Eagles were attacking each other and flying all over. After last night’s discussions, everyone moved over to shooting manual, and found it successful and stayed there the whole week.
Everyone got lots of inflight images as the guests were trying out the new techniques learned during the workshop.
Today we photographed the following species in addition to the eagles:
- Trumpeter Swans
- Brown Bear footprints in the snow
After a full day in the field, we headed back to Haines. Dinner tonight was at another local eatery, and we relaxed with Halibut fish and some local drinks from the distillery.
Presentation tonight continued on inflight techniques, and we addressed many different autofocus settings and how to improve the quality of the images. As we concluded the evening, the snow began to fall.

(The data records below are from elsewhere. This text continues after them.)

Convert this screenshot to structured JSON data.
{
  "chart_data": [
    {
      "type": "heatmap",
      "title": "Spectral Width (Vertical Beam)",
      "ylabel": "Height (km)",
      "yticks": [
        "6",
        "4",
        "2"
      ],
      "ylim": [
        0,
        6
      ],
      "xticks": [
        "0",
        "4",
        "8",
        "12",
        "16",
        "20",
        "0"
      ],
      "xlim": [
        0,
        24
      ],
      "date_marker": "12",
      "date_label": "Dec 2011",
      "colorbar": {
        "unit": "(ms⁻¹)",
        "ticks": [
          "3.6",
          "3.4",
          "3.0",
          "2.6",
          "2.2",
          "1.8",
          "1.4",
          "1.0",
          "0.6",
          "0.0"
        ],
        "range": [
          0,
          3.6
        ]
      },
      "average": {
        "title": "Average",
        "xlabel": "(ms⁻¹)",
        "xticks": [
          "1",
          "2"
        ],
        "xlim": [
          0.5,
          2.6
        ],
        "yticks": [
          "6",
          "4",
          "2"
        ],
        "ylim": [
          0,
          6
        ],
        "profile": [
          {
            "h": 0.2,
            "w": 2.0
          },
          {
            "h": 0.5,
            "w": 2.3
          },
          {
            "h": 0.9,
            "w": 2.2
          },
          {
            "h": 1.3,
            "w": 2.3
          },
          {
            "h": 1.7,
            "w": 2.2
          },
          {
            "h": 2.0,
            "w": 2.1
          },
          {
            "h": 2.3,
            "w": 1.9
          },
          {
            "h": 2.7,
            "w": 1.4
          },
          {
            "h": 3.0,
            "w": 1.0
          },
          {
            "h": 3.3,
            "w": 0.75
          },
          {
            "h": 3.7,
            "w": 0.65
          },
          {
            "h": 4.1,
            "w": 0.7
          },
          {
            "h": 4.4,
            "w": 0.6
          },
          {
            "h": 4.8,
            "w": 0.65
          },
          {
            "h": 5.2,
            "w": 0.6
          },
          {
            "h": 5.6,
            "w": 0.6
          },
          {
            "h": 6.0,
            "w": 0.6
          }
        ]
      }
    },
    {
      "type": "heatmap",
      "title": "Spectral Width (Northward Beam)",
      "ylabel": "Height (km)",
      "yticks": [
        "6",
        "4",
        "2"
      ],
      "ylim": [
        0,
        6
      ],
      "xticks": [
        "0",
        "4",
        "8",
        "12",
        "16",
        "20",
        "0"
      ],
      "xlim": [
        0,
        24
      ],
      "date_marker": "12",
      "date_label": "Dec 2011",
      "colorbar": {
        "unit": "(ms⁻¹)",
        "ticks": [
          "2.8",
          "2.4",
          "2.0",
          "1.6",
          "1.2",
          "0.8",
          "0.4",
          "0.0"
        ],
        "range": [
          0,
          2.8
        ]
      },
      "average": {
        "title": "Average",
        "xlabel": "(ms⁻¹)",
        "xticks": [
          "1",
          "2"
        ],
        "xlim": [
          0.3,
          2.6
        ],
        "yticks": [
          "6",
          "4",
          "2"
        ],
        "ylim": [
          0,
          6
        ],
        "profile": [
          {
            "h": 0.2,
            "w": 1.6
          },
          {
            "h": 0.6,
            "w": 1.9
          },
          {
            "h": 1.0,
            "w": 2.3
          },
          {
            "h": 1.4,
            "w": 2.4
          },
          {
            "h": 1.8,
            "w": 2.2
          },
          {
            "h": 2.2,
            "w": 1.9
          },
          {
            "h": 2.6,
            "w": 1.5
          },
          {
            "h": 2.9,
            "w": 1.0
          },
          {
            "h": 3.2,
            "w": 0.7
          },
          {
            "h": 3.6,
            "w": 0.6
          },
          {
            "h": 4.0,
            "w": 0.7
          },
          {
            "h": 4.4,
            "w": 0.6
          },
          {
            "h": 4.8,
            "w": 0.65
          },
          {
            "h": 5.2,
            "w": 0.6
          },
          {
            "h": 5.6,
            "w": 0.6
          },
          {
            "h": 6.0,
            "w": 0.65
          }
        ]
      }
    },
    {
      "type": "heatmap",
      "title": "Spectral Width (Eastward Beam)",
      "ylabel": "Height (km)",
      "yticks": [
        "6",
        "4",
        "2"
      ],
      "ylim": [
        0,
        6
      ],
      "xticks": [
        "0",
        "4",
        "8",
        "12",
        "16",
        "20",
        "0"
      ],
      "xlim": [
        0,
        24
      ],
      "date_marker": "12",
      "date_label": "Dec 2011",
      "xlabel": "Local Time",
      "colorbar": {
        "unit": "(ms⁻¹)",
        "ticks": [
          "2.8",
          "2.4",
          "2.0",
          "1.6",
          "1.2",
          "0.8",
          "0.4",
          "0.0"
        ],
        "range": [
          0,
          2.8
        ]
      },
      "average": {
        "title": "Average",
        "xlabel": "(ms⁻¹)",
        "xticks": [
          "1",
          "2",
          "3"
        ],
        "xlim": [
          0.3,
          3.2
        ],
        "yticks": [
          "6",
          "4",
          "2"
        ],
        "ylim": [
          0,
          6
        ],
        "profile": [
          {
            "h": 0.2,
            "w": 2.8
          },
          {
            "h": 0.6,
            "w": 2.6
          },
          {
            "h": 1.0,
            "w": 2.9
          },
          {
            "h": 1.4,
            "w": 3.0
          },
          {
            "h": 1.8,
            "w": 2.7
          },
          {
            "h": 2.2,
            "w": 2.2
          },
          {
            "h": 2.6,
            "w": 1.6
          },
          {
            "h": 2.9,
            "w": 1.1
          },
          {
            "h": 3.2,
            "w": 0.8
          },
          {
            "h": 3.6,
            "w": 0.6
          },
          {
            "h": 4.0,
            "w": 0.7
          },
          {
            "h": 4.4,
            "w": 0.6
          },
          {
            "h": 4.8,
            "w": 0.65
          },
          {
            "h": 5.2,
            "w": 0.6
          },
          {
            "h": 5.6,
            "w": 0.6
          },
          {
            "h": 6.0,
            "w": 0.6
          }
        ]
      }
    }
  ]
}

We woke to 6” of fresh snow on the ground. The trees were beautiful with the snow sticking to them. We headed on out to photograph the eagles.
We were so fortunate as the preserve looked like a winter wonderland, with eagles.
We were able to get great close-ups of eagles today as little as 10 feet away. They would just land near us and feel completely comfortable as we took their photos. We also found two eagles perched together on a log while the snow fell that will be a perfect Christmas card.
All day the snow fell, and we then found an eagle that hauled its bloody fish into the snow. The red really popped again the white snow.
As the sun got lower, we headed back to town.
Dinner tonight was back at the harbor for some more Alaskan specialties.
The lecture tonight was on the benefit of back button focus, and all the guests brought images they took to discuss with the group. We analyzed each image for composition and technical settings, so we can improve each day.
Today we worked on in-flight images as requested by the guests. We went to a location that offers us lots of opportunities for them to fly right next to us and the snowy backgrounds really add to the compositions.
We had another eagle that perched very close to us and photographed the eagle for excellent portraits.
As the day went on, we continued to work the whole river for new opportunities.
For lunch today, we headed to a real authentic Alaskan roadhouse for lunch. We enjoy big burgers and delicious chili.
With full bellies, we headed back on the river, we continued photographing the eagles, and even a couple of trumpeter swans in flight.
For our evening discussion, we did an image review again for the day. Everyone really improved the quality of their images, and in-flight and action shots were the norm. Everyone is still shooting Manual and doing a fantastic job of it.
Our best day in the field! While it was raining in Haines, it was beautiful out in the preserve. We had the mountains out, a thin cloud layer to diffuse our images, and tons of action.
All day we enjoyed the action with eagles pulling fish out of the water and fighting over them. Once an eagle would drag a fish to the shore, we would have an hour of excitement as other eagles would dive bomb trying to display their dominance.
With full memory cards, and drained batteries, we headed back to Haines as the light faded. Today was certainly our biggest day, with the guests exceeding 4,000 images today due to all the action.
Heading out to dinner at a Mexican restaurant tonight, we traded stories from this exciting day.
Our lecture tonight was on Post Processing techniques followed by more image review from the day’s shoots. So many guests brought eagle attack images to share. Great to see so many sharp images with intense eagles with their talons out.
Our last morning in the field we started the day off with something I have never seen before. A bald eagle caught a merganser. The guests got great shots of this unique scene.
We continued photographing the eagles and found two perches that were great compositions, one with 5 eagles on it, and the other with 4. As the afternoon came, we packed up our gear and headed back to town, so everyone could take the ferry back to Juneau. As we waited for the ferry, it was great to talk about all the fun we had during the week.
It was fantastic to share the beauty of the eagles with Kim, Shari, Tom, Mary, Bella and Myung. I look forward to seeing your finished images of the eagles!